Anthropic flags three concerns that grow from the experiment. First, in a world with companies instead of volunteers, the incentives would look very different. Optimizing for AI agent attention could become a powerful tool that doesn’t necessarily work in people’s favor.
Second, optimizing systems for AI agent attention — rather than human attention — could introduce new manipulation surfaces, including jailbreaking and prompt injection.
Third, “the policy and legal frameworks around AI models that transact on our behalf simply don’t exist yet,” the company writes.
The unanswered question is whether disclosure can close the perception gap. Project Deal participants did not know which model represented them, which is roughly the situation users will face in any consumer rollout.

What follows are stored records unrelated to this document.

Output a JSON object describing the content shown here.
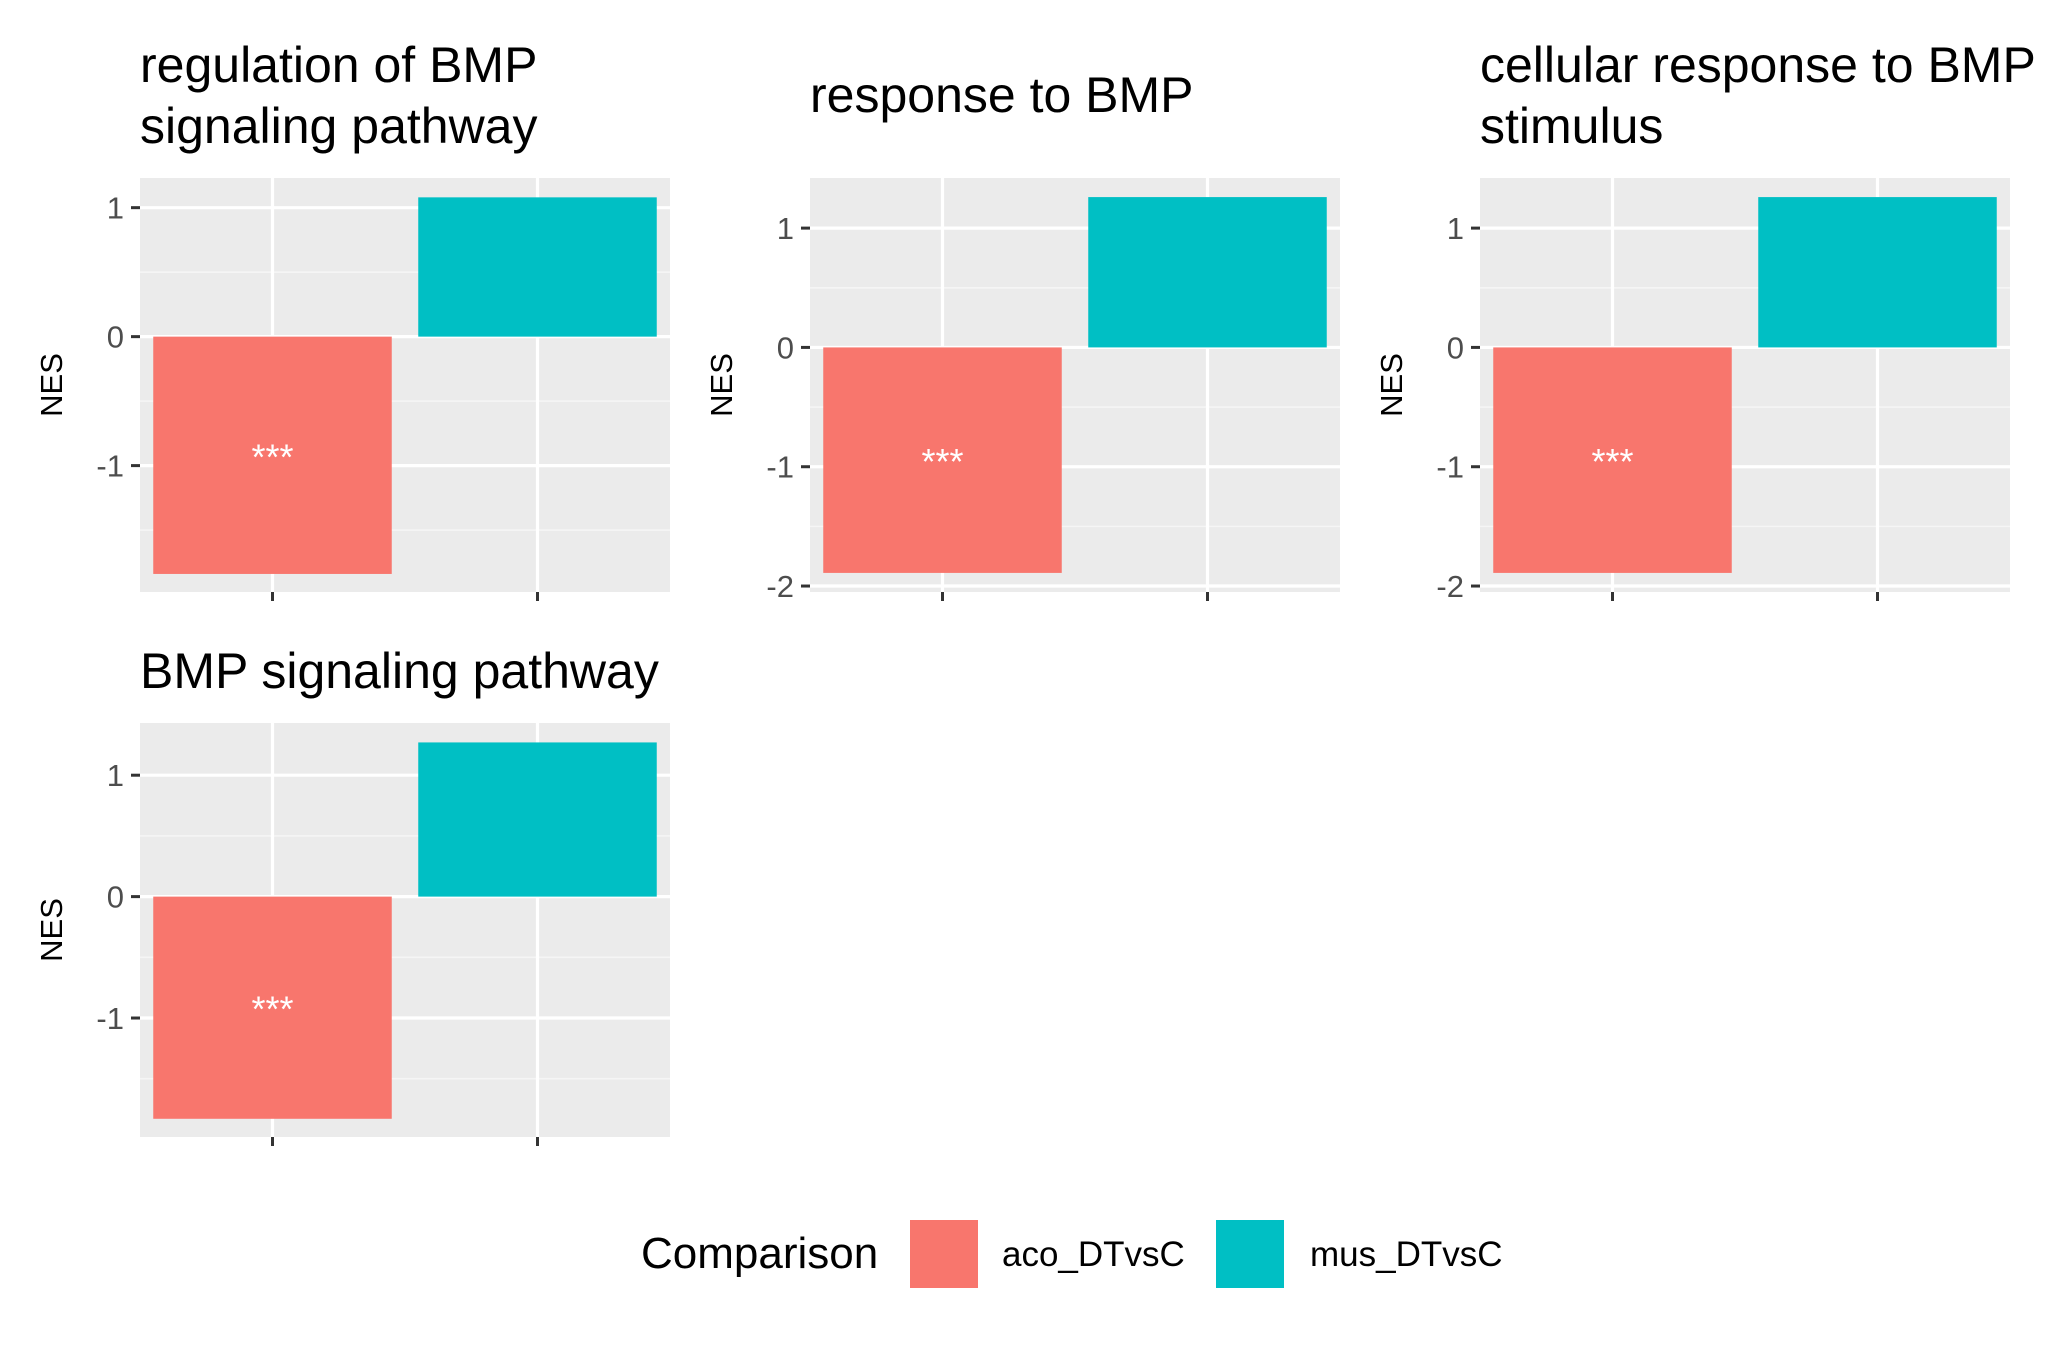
{
  "colors": {
    "panel_background": "#EBEBEB",
    "grid_major": "#FFFFFF",
    "grid_minor": "#F5F5F5",
    "aco_DTvsC": "#F8766D",
    "mus_DTvsC": "#00BFC4",
    "significance_text": "#FFFFFF"
  },
  "chart_data": [
    {
      "type": "bar",
      "title_lines": [
        "regulation of BMP",
        "signaling pathway"
      ],
      "ylabel": "NES",
      "categories": [
        "aco_DTvsC",
        "mus_DTvsC"
      ],
      "values": [
        -1.84,
        1.08
      ],
      "labels": [
        "***",
        ""
      ],
      "ylim": [
        -1.98,
        1.23
      ],
      "yticks": [
        1,
        0,
        -1
      ],
      "ytick_labels": [
        "1",
        "0",
        "-1"
      ],
      "grid": true
    },
    {
      "type": "bar",
      "title_lines": [
        "response to BMP"
      ],
      "ylabel": "NES",
      "categories": [
        "aco_DTvsC",
        "mus_DTvsC"
      ],
      "values": [
        -1.89,
        1.26
      ],
      "labels": [
        "***",
        ""
      ],
      "ylim": [
        -2.05,
        1.42
      ],
      "yticks": [
        1,
        0,
        -1,
        -2
      ],
      "ytick_labels": [
        "1",
        "0",
        "-1",
        "-2"
      ],
      "grid": true
    },
    {
      "type": "bar",
      "title_lines": [
        "cellular response to BMP",
        "stimulus"
      ],
      "ylabel": "NES",
      "categories": [
        "aco_DTvsC",
        "mus_DTvsC"
      ],
      "values": [
        -1.89,
        1.26
      ],
      "labels": [
        "***",
        ""
      ],
      "ylim": [
        -2.05,
        1.42
      ],
      "yticks": [
        1,
        0,
        -1,
        -2
      ],
      "ytick_labels": [
        "1",
        "0",
        "-1",
        "-2"
      ],
      "grid": true
    },
    {
      "type": "bar",
      "title_lines": [
        "BMP signaling pathway"
      ],
      "ylabel": "NES",
      "categories": [
        "aco_DTvsC",
        "mus_DTvsC"
      ],
      "values": [
        -1.83,
        1.27
      ],
      "labels": [
        "***",
        ""
      ],
      "ylim": [
        -1.98,
        1.43
      ],
      "yticks": [
        1,
        0,
        -1
      ],
      "ytick_labels": [
        "1",
        "0",
        "-1"
      ],
      "grid": true
    }
  ],
  "legend": {
    "title": "Comparison",
    "placement": "bottom",
    "entries": [
      {
        "label": "aco_DTvsC",
        "color": "#F8766D"
      },
      {
        "label": "mus_DTvsC",
        "color": "#00BFC4"
      }
    ]
  }
}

If a fairness gap between Opus and Haiku is invisible inside a self-selected Anthropic workforce running a one-week experiment with $100 stakes, it will likely be invisible at scale — unless marketplaces are required to disclose what agent is acting for whom and at what capability tier. That is the kind of regulatory question Anthropic is now publicly inviting, and it is the one most likely to land first when agent-mediated commerce moves beyond a Slack channel in San Francisco.